Author: lievenlb

The main application of tori to cryptography is to exchange keys more efficiently while preserving the same security standards.

In the Diffie-Hellman key-exchange one interchanges elements of the finite field $\mathbb{F}_q $ where $q=p^N $ is a prime-power of a large prime number $p $. If we call an element of the prime field $\mathbb{F}_p $ a pit (similar to bit when $p=2 $) then we can measure transmssions in pits. An element $h \in \mathbb{F}_q $ requires N pits, for we can write the finite field as the quotient of ring of polynomials $\mathbb{F}_p[x] $

$\mathbb{F}_q = \frac{\mathbb{F}_p[x]}{(f(x))} $

modulo an _irreducible_ polynomial $f(x) $ of degree N. Hence, any $h \in \mathbb{F}_q $ can be written as a polynomial of degree $< N $,
$h = a_1 + a_2 x + \ldots + a_N x^{N-1} $
with all $a_i \in \mathbb{F}_p $, so we can represent $h=(a_1,a_2,\ldots,a_N) $ as N pits. Now, we are going to limit this number of pits (from $N $ to about $\phi(N) $ where $\phi $ is the Euler totient function, that is the number of integers smaller than N and coprime to it) by restricting the elements $h $ to be transfered to a subgroup of the group of units of the finite field $\mathbb{F}_q^* $ while not compromising on the security of the public key system (the large order of the basic element $g \in \mathbb{F}_q^* $ of which $h $ is a power).

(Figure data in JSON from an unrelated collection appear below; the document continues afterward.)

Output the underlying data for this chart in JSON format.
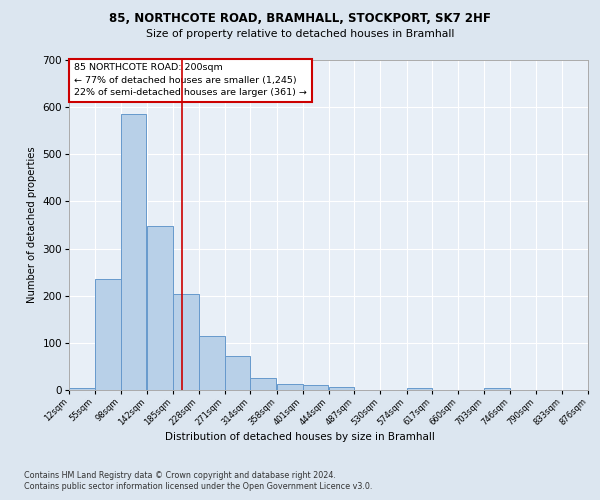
{
  "title1": "85, NORTHCOTE ROAD, BRAMHALL, STOCKPORT, SK7 2HF",
  "title2": "Size of property relative to detached houses in Bramhall",
  "xlabel": "Distribution of detached houses by size in Bramhall",
  "ylabel": "Number of detached properties",
  "footer1": "Contains HM Land Registry data © Crown copyright and database right 2024.",
  "footer2": "Contains public sector information licensed under the Open Government Licence v3.0.",
  "annotation_line1": "85 NORTHCOTE ROAD: 200sqm",
  "annotation_line2": "← 77% of detached houses are smaller (1,245)",
  "annotation_line3": "22% of semi-detached houses are larger (361) →",
  "property_size": 200,
  "bin_edges": [
    12,
    55,
    98,
    142,
    185,
    228,
    271,
    314,
    358,
    401,
    444,
    487,
    530,
    574,
    617,
    660,
    703,
    746,
    790,
    833,
    876
  ],
  "bar_heights": [
    5,
    235,
    585,
    348,
    203,
    115,
    73,
    25,
    13,
    10,
    6,
    0,
    0,
    5,
    0,
    0,
    5,
    0,
    0,
    0
  ],
  "bar_color": "#b8d0e8",
  "bar_edge_color": "#6699cc",
  "vertical_line_color": "#cc0000",
  "annotation_box_color": "#cc0000",
  "bg_color": "#dce6f0",
  "plot_bg_color": "#e8eff7",
  "ylim": [
    0,
    700
  ],
  "xlim": [
    12,
    876
  ]
}
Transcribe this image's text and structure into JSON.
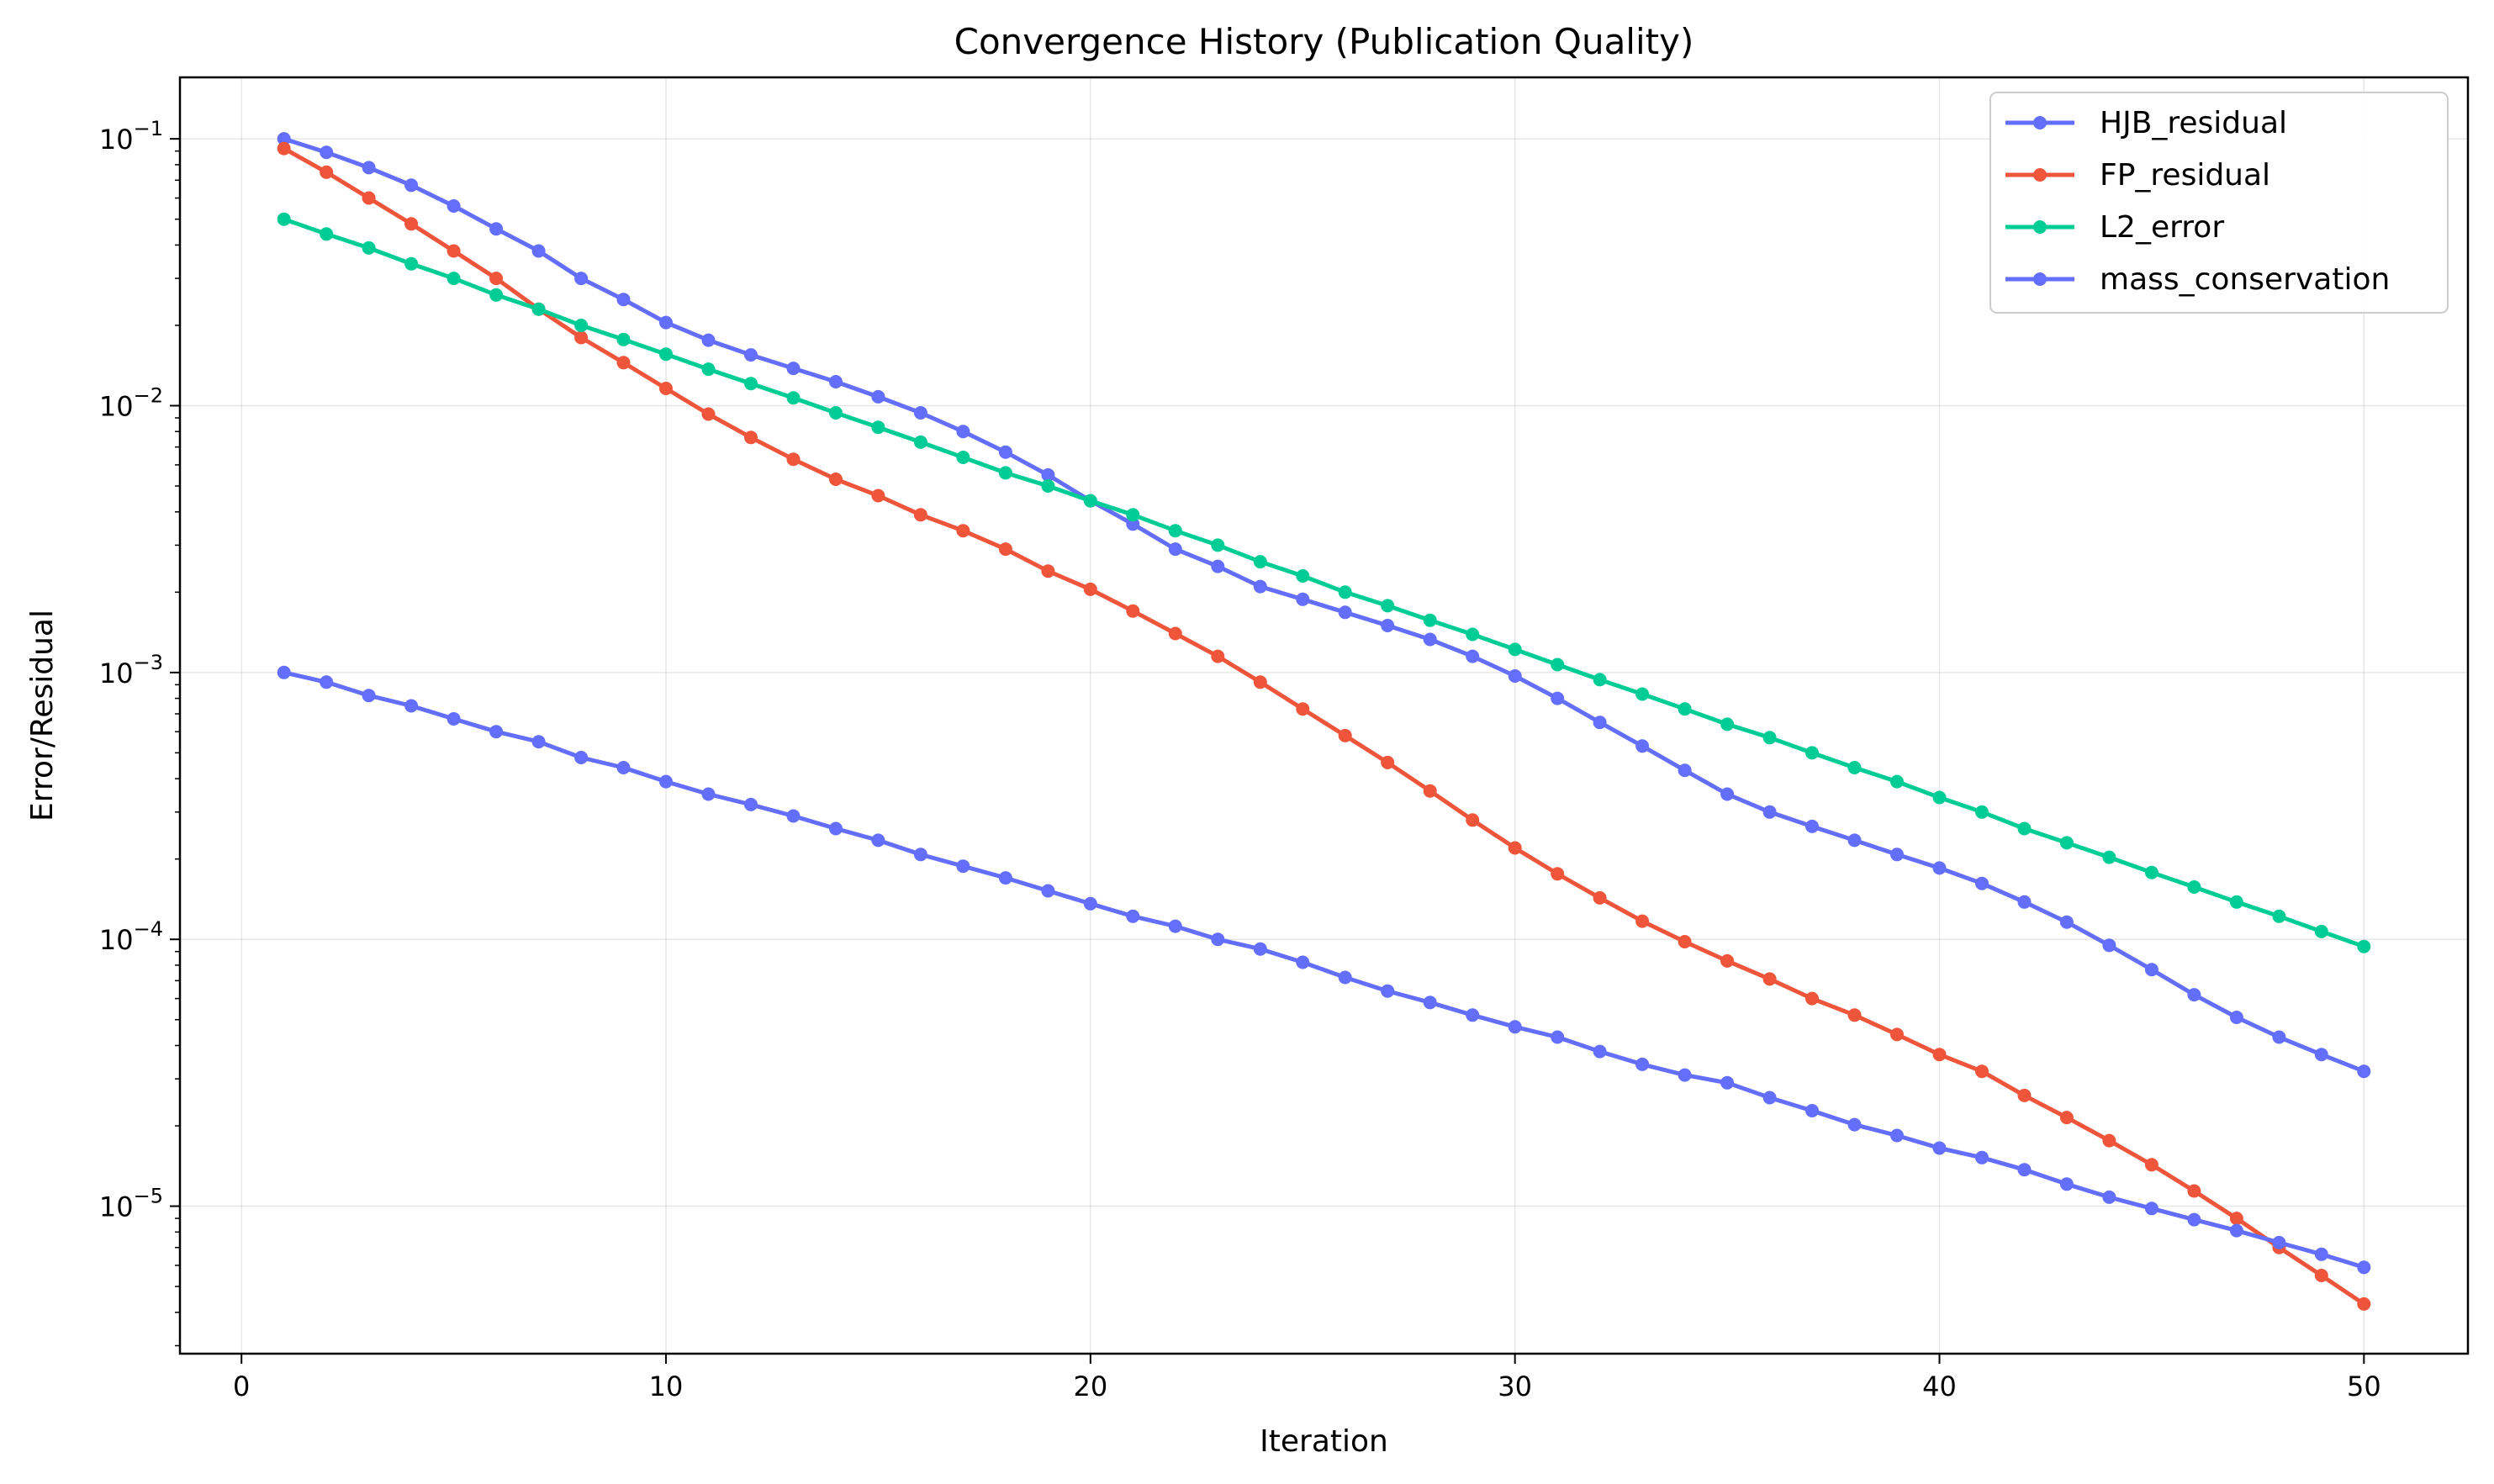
{
  "chart_data": {
    "type": "line",
    "title": "Convergence History (Publication Quality)",
    "xlabel": "Iteration",
    "ylabel": "Error/Residual",
    "xlim": [
      -1.45,
      52.45
    ],
    "ylim": [
      2.8e-06,
      0.17
    ],
    "yscale": "log",
    "grid": true,
    "legend_position": "top-right",
    "x_ticks": [
      0,
      10,
      20,
      30,
      40,
      50
    ],
    "y_ticks": [
      {
        "value": 0.1,
        "base": "10",
        "exp": "−1"
      },
      {
        "value": 0.01,
        "base": "10",
        "exp": "−2"
      },
      {
        "value": 0.001,
        "base": "10",
        "exp": "−3"
      },
      {
        "value": 0.0001,
        "base": "10",
        "exp": "−4"
      },
      {
        "value": 1e-05,
        "base": "10",
        "exp": "−5"
      }
    ],
    "x": [
      1,
      2,
      3,
      4,
      5,
      6,
      7,
      8,
      9,
      10,
      11,
      12,
      13,
      14,
      15,
      16,
      17,
      18,
      19,
      20,
      21,
      22,
      23,
      24,
      25,
      26,
      27,
      28,
      29,
      30,
      31,
      32,
      33,
      34,
      35,
      36,
      37,
      38,
      39,
      40,
      41,
      42,
      43,
      44,
      45,
      46,
      47,
      48,
      49,
      50
    ],
    "series": [
      {
        "name": "HJB_residual",
        "color": "#636efa",
        "values": [
          0.1,
          0.089,
          0.078,
          0.067,
          0.056,
          0.046,
          0.038,
          0.03,
          0.025,
          0.0205,
          0.0176,
          0.0155,
          0.0138,
          0.0123,
          0.0108,
          0.0094,
          0.008,
          0.0067,
          0.0055,
          0.0044,
          0.0036,
          0.0029,
          0.0025,
          0.0021,
          0.00188,
          0.00168,
          0.0015,
          0.00133,
          0.00115,
          0.00097,
          0.0008,
          0.00065,
          0.00053,
          0.00043,
          0.00035,
          0.0003,
          0.000265,
          0.000235,
          0.000208,
          0.000185,
          0.000162,
          0.000138,
          0.000116,
          9.5e-05,
          7.7e-05,
          6.2e-05,
          5.1e-05,
          4.3e-05,
          3.7e-05,
          3.2e-05
        ]
      },
      {
        "name": "FP_residual",
        "color": "#ef553b",
        "values": [
          0.092,
          0.075,
          0.06,
          0.048,
          0.038,
          0.03,
          0.023,
          0.018,
          0.0145,
          0.0116,
          0.0093,
          0.0076,
          0.0063,
          0.0053,
          0.0046,
          0.0039,
          0.0034,
          0.0029,
          0.0024,
          0.00205,
          0.0017,
          0.0014,
          0.00115,
          0.00092,
          0.00073,
          0.00058,
          0.00046,
          0.00036,
          0.00028,
          0.00022,
          0.000176,
          0.000143,
          0.000117,
          9.8e-05,
          8.3e-05,
          7.1e-05,
          6e-05,
          5.2e-05,
          4.4e-05,
          3.7e-05,
          3.2e-05,
          2.6e-05,
          2.15e-05,
          1.76e-05,
          1.43e-05,
          1.14e-05,
          9e-06,
          7e-06,
          5.5e-06,
          4.3e-06
        ]
      },
      {
        "name": "L2_error",
        "color": "#00cc96",
        "values": [
          0.05,
          0.044,
          0.039,
          0.034,
          0.03,
          0.026,
          0.023,
          0.02,
          0.0177,
          0.0156,
          0.0137,
          0.0121,
          0.0107,
          0.0094,
          0.0083,
          0.0073,
          0.0064,
          0.0056,
          0.005,
          0.0044,
          0.0039,
          0.0034,
          0.003,
          0.0026,
          0.0023,
          0.002,
          0.00178,
          0.00157,
          0.00139,
          0.00122,
          0.00107,
          0.00094,
          0.00083,
          0.00073,
          0.00064,
          0.00057,
          0.0005,
          0.00044,
          0.00039,
          0.00034,
          0.0003,
          0.00026,
          0.00023,
          0.000203,
          0.000178,
          0.000157,
          0.000138,
          0.000122,
          0.000107,
          9.4e-05
        ]
      },
      {
        "name": "mass_conservation",
        "color": "#636efa",
        "values": [
          0.001,
          0.00092,
          0.00082,
          0.00075,
          0.00067,
          0.0006,
          0.00055,
          0.00048,
          0.00044,
          0.00039,
          0.00035,
          0.00032,
          0.00029,
          0.00026,
          0.000235,
          0.000208,
          0.000188,
          0.00017,
          0.000152,
          0.000136,
          0.000122,
          0.000112,
          0.0001,
          9.2e-05,
          8.2e-05,
          7.2e-05,
          6.4e-05,
          5.8e-05,
          5.2e-05,
          4.7e-05,
          4.3e-05,
          3.8e-05,
          3.4e-05,
          3.1e-05,
          2.9e-05,
          2.55e-05,
          2.28e-05,
          2.02e-05,
          1.84e-05,
          1.65e-05,
          1.52e-05,
          1.37e-05,
          1.21e-05,
          1.08e-05,
          9.8e-06,
          8.9e-06,
          8.1e-06,
          7.3e-06,
          6.6e-06,
          5.9e-06
        ]
      }
    ]
  }
}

To see that this is indeed possible, let us consider the easiest case (that of $N=2 $) and keep the discussion tori-free (those of you who know more will realize that Hilbert’s Satz 90 is never too far away…). If $q=p^2 $ then the order of the cyclic group $\mathbb{F}_q^* $ is $p^2-1 = (p-1)(p+1) $ so in order to get a safe system let us choose the large prime number $p $ such that also tex/2=r $ is a prime number.

Right, now define $T_2 $ to be the subgroup of $\mathbb{F}_q^* $ of order $p+1 $ and let $g $ be a generator of it that we will use in the Diffie-Hellman exchange. Can we describe the element of $T_2 $ (our torus in disguise)? Take $d \in \mathbb{F}_p^* $ a non-square element, then we can write
$\mathbb{F}_q = \mathbb{F}_p(\sqrt{d}) $ and $T_2 = { a+b\sqrt{d}~:~(a+b\sqrt{d})^{p+1}=1 } $ (here, $a,b \in \mathbb{F}_p $). But we claim that
$~(a+b\sqrt{d})^p = a -b \sqrt{d} $. Indeed, $a^p=a,b^p=b $ and from Fermat’s little theorem we deduce that

$ -1 = (\frac{d}{p}) \equiv d^{\frac{p-1}{2}}~mod(p) $

where the middle term is the Legendre symbol which is equal to -1 because d was a non-square modulo p. That is, we can then write $T_2 $ as the algebraic variety of dimension one defined over $\mathbb{F}_p $ and given by the equation

$T_2 = { a+b\sqrt{d} \in \mathbb{F}_q^*~\mid~(a,b) \in \mathbb{F}^2~:~a^2-db^2=1 } $

Because $T_2 $ is of dimension one over $\mathbb{F}_p $ we can hope that most of its elements can be represented by just one pit (instead of the two pits necessary to represent them as elements of $\mathbb{F}_q $). This is indeed the case, for we have explicit maps (in geometric terms, these maps show that $T_2 $ is a rational variety)

$j~:~\mathbb{F}_p \rightarrow T_2~\quad~j(a) = \frac{a+\sqrt{d}}{a-\sqrt{d}}=\frac{a^2+d}{a^2-d}+\frac{2a}{a^2-d}\sqrt{d} $

which has a well-defined invers on the complement of ${ 1,-1 } $

$f~:~T_2 – { 1,-1 } \rightarrow \mathbb{F}_p~\quad~f(a+b\sqrt{d}) = \frac{1+a}{b} $

From the right-hand description of $j(a) $ one deduces that indeed we have that $f(j(a))=a $. Using this we can indeed compress the Diffie-Hellman exchange by a factor 2.

Instead of giving you the element $g^a \in T_2 $ computed using my secret number a, I’ll send you (using only one pit) the number $f(g^a) \in \mathbb{F}_p $. On this number, you can apply the j-function to recover $g^a $ and then compute the common key $~(g^a)^b = g^{ab} $ using your secret number b). Still, we didnt compromise on security because we used the most difficult elements around in $\mathbb{F}_q^* $. By going to higher dimensional tori one can even improve on the efficiency rate!